Bauer was offered a position as military advisor to the Chekiang and Kiangsi provincial government by a Chinese study commission in Europe in 1923 . In a preliminary contract, through the mediation of Ignaz Trebitsch-Lincoln , Bauer promised to become military advisor to a warlord, Super- Tuchun ( 督軍 , Dū jūn , military governor of a province) in the spring of 1924 . This Super-Tuchun was overthrown in the spring of 1923.

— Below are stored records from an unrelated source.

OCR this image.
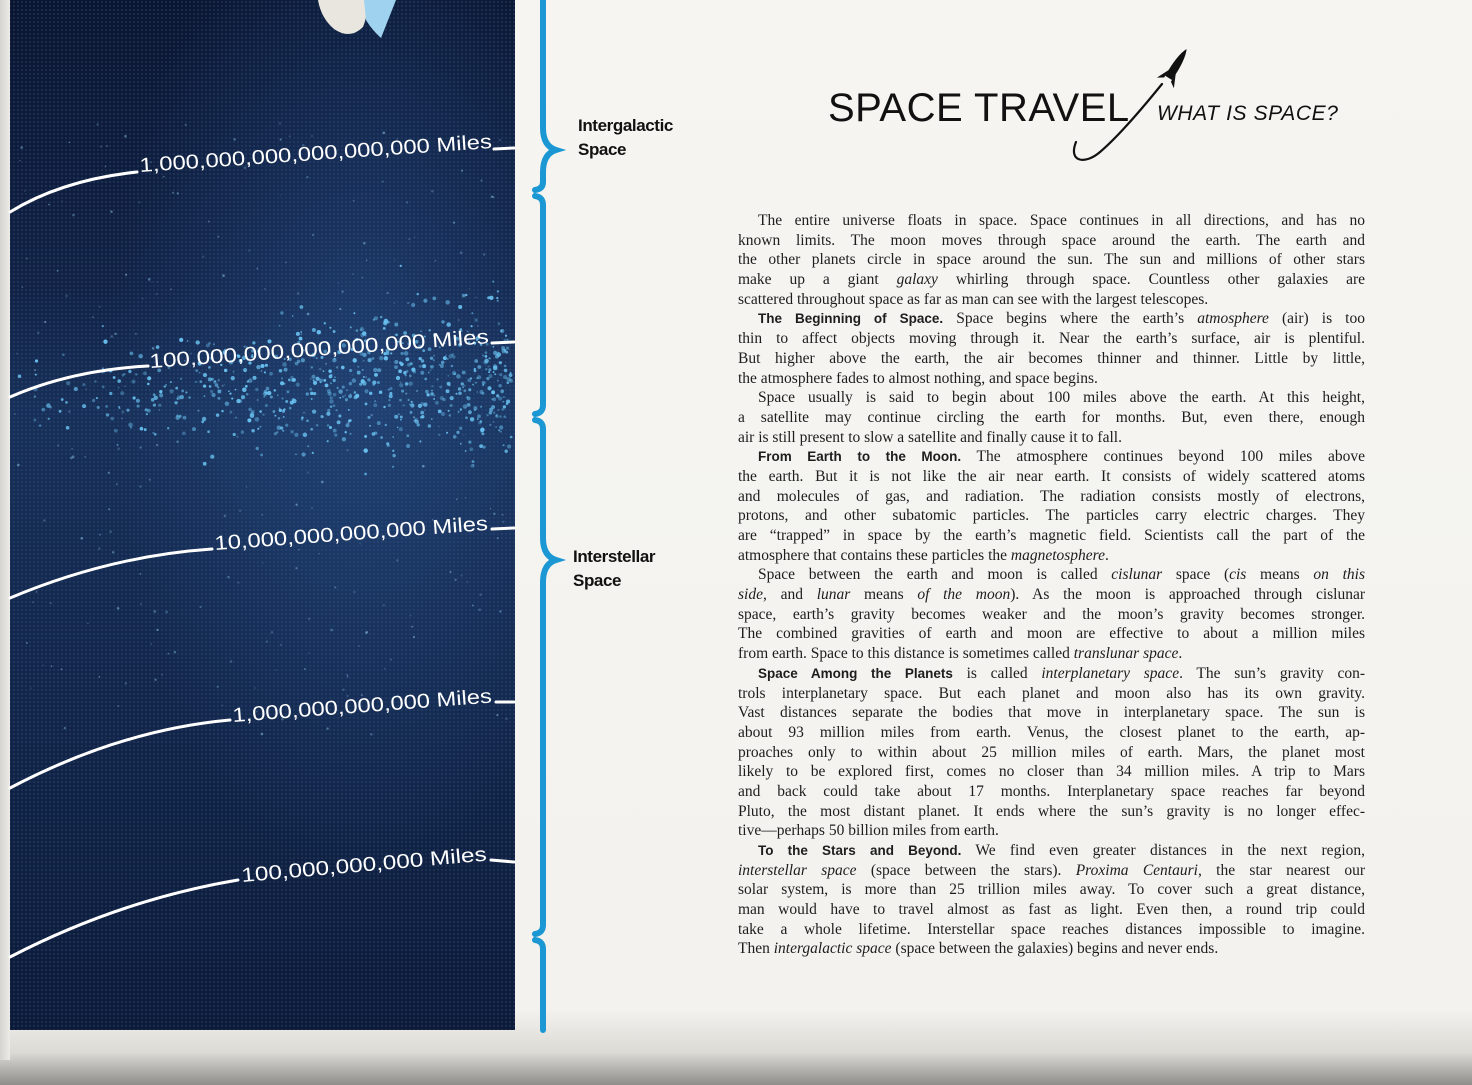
1,000,000,000,000,000,000 Miles
100,000,000,000,000,000 Miles
10,000,000,000,000 Miles
1,000,000,000,000 Miles
100,000,000,000 Miles
Intergalactic
Space
Interstellar
Space
SPACE TRAVEL WHAT IS SPACE?
The entire universe floats in space. Space continues in all directions, and has no
known limits. The moon moves through space around the earth. The earth and
the other planets circle in space around the sun. The sun and millions of other stars
make up a giant galaxy whirling through space. Countless other galaxies are
scattered throughout space as far as man can see with the largest telescopes.
The Beginning of Space. Space begins where the earth’s atmosphere (air) is too
thin to affect objects moving through it. Near the earth’s surface, air is plentiful.
But higher above the earth, the air becomes thinner and thinner. Little by little,
the atmosphere fades to almost nothing, and space begins.
Space usually is said to begin about 100 miles above the earth. At this height,
a satellite may continue circling the earth for months. But, even there, enough
air is still present to slow a satellite and finally cause it to fall.
From Earth to the Moon. The atmosphere continues beyond 100 miles above
the earth. But it is not like the air near earth. It consists of widely scattered atoms
and molecules of gas, and radiation. The radiation consists mostly of electrons,
protons, and other subatomic particles. The particles carry electric charges. They
are “trapped” in space by the earth’s magnetic field. Scientists call the part of the
atmosphere that contains these particles the magnetosphere.
Space between the earth and moon is called cislunar space (cis means on this
side, and lunar means of the moon). As the moon is approached through cislunar
space, earth’s gravity becomes weaker and the moon’s gravity becomes stronger.
The combined gravities of earth and moon are effective to about a million miles
from earth. Space to this distance is sometimes called translunar space.
Space Among the Planets is called interplanetary space. The sun’s gravity con-
trols interplanetary space. But each planet and moon also has its own gravity.
Vast distances separate the bodies that move in interplanetary space. The sun is
about 93 million miles from earth. Venus, the closest planet to the earth, ap-
proaches only to within about 25 million miles of earth. Mars, the planet most
likely to be explored first, comes no closer than 34 million miles. A trip to Mars
and back could take about 17 months. Interplanetary space reaches far beyond
Pluto, the most distant planet. It ends where the sun’s gravity is no longer effec-
tive—perhaps 50 billion miles from earth.
To the Stars and Beyond. We find even greater distances in the next region,
interstellar space (space between the stars). Proxima Centauri, the star nearest our
solar system, is more than 25 trillion miles away. To cover such a great distance,
man would have to travel almost as fast as light. Even then, a round trip could
take a whole lifetime. Interstellar space reaches distances impossible to imagine.
Then intergalactic space (space between the galaxies) begins and never ends.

In the early summer of 1927, German industrial circles probably mediated Bauer to Prof. Matschoss in Berlin. He had been asked by Chu Chia-hua, the only Kuomintang leader trained in Germany in Guangzhou (Canton), for his advice on German experts for China. General Ludendorff was probably not actively involved in this mediation. Bauer then immediately invited the commission in Germany to take part in acquisition talks at German armaments companies. After a five-week voyage by ship, Bauer arrived in Guangzhou on November 15, 1927. He became a consultant to Chiang Kai-shek as part of the Sino-German cooperation . He received 1,400 Shanghai dollars a month as payment, which was about 4,000 Reichsmarks.

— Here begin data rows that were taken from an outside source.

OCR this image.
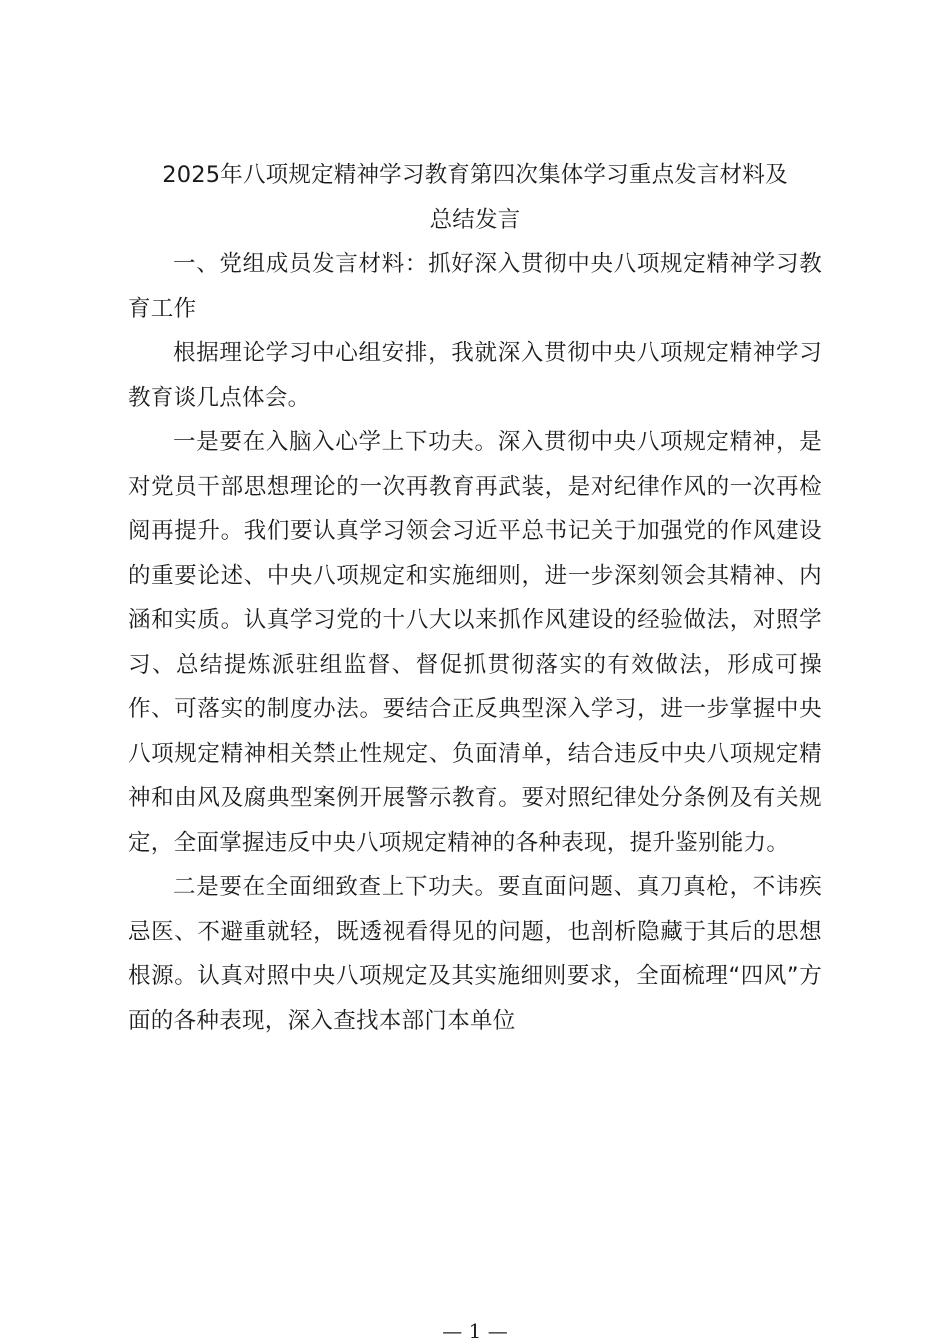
2025年八项规定精神学习教育第四次集体学习重点发言材料及
总结发言

一、党组成员发言材料：抓好深入贯彻中央八项规定精神学习教育工作

根据理论学习中心组安排，我就深入贯彻中央八项规定精神学习教育谈几点体会。

一是要在入脑入心学上下功夫。深入贯彻中央八项规定精神，是对党员干部思想理论的一次再教育再武装，是对纪律作风的一次再检阅再提升。我们要认真学习领会习近平总书记关于加强党的作风建设的重要论述、中央八项规定和实施细则，进一步深刻领会其精神、内涵和实质。认真学习党的十八大以来抓作风建设的经验做法，对照学习、总结提炼派驻组监督、督促抓贯彻落实的有效做法，形成可操作、可落实的制度办法。要结合正反典型深入学习，进一步掌握中央八项规定精神相关禁止性规定、负面清单，结合违反中央八项规定精神和由风及腐典型案例开展警示教育。要对照纪律处分条例及有关规定，全面掌握违反中央八项规定精神的各种表现，提升鉴别能力。

二是要在全面细致查上下功夫。要直面问题、真刀真枪，不讳疾忌医、不避重就轻，既透视看得见的问题，也剖析隐藏于其后的思想根源。认真对照中央八项规定及其实施细则要求，全面梳理“四风”方面的各种表现，深入查找本部门本单位

— 1 —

Bauer died in British military hospital in Shanghai to typhus .

Fonts

  • March 13, 1920. Riehn. Munich 1920.
  • The great war in the field and at home. Memories and reflections. Osiander bookstore. Tübingen 1921.
  • The land of the red tsars. Impressions and experiences. Dragon Publishing House. Hamburg 1925.

literature

Web links

Individual evidence

  1. Bruno Thoss : Art. White Terror, 1919 . In: Historisches Lexikon Bayerns , online publication, version from September 11, 2012, accessed on November 4, 2016.
  2. Holger Afflerbach : Art. Bauer, Max. In: Gerd Krumeich , Gerhard Hirschfeld , Irina Renz a. a. (Ed.): Encyclopedia First World War. 2nd Edition. (UTB study edition), Ferdinand Schöningh, Paderborn 2014, p. 373 f.
  3. ^ A b Adolf Vogt: Colonel Max Bauer, General Staff Officer in Twilight, 1869–1929 . Biblio Verlag, Osnabrück 1974
  4. ^ Hew Strachan: The First World War . Oxford University Press, 2001
  5. Ronald Pawly, Patrice Courcelle: The Emperor's warlords: German Commanders of World War I . Osprey Publishing, Oxford 2003
  6. ^ Karl Heinz Roth : The history of IG Farbenindustrie AG from its foundation to the end of the Weimar Republic . (PDF; 333 kB) In: Norbert Wollheim Memorial at the JW Goethe University, 2009.
  7. ^ Margit Szöllösi-Janze : Fritz Haber, 1868–1934: A biography . Verlag CH Beck, 1998, ISBN 3-406-43548-3 .
  8. ^ Max Weber, Wolfgang J. Mommsen, Wolfgang Schwentker : On the new order of Germany . Mohr Siebeck, Tübingen 1984
  9. ^ Manfred Messerschmidt : Ideology and obedience to orders in the war of extermination. In: Zeitschrift für Geschichtswwissenschaft (ZfG) 49 (2001), pp. 905–926, here p. 912.
  10. Heinz Reif: Nobility and bourgeoisie in Germany . Akademie Verlag, Berlin 2001
  11. Max Hirschberg, Reinhard Weber: Jew and Democrat: Memories of a Munich lawyer 1883 to 1939 . Oldenbourg Wissenschaftsverlag, 1998
  12. ^ Christoph Huebner: Organization Chancellor (Orka), 1920/21 . Historical Lexicon of Bavaria, February 28, 2011
  13. David Clay Large: The politics of law and order: a history of the Bavarian Bürgerwehr, 1918-1921, Volume 70 . American Philosophical Society, 1980
  14. Bruno Miller: born in 1881 in the German colony Warenburg, meadow side of the Volga, Saratow governorate, died 1964 in Reinfeld bei Oldesloe, former state councilor, landowner, son of grain traders, came to Germany around the beginning of 1919 through the Ukraine with the retreat of the German army . Biography of the Saratov Miller family: “The Germans of Russia, Encyclopaedia”, Volume 2 (K – O), pages 516–517, ERD, Moscow 2004, ISBN 5-93227-002-0
  15. ^ Adolf Vogt: 1974, p. 392.
  16. Adolf Vogt: 1974, p. 395 f.
  17. Rudibert Kunz / Rolf-Dieter Müller: Poison gas against Abd el Krim : Germany, Spain and the gas war in Spanish-Morocco, 1922–1927 . Rombach, 1990, p. 92
  18. Independent Expert Commission Switzerland – Second World War: Switzerland, National Socialism and the Second World War, final report . (PDF; 1.8 MB) Pendo Verlag, Zurich 2002, ISBN 3-85842-601-6
  19. Bernd Martin: The German consultancy prehistory - development - structure - fields of activity , p. 26. In: Bernd Martin (Hrsg.): The German consultancy in China 1927–1938 . Droste, 1981
  20. ^ Siegfried Kogelfranz: The barbarians - insignificant and disgusting . In: Der Spiegel . No. 26 , 1989 ( online ).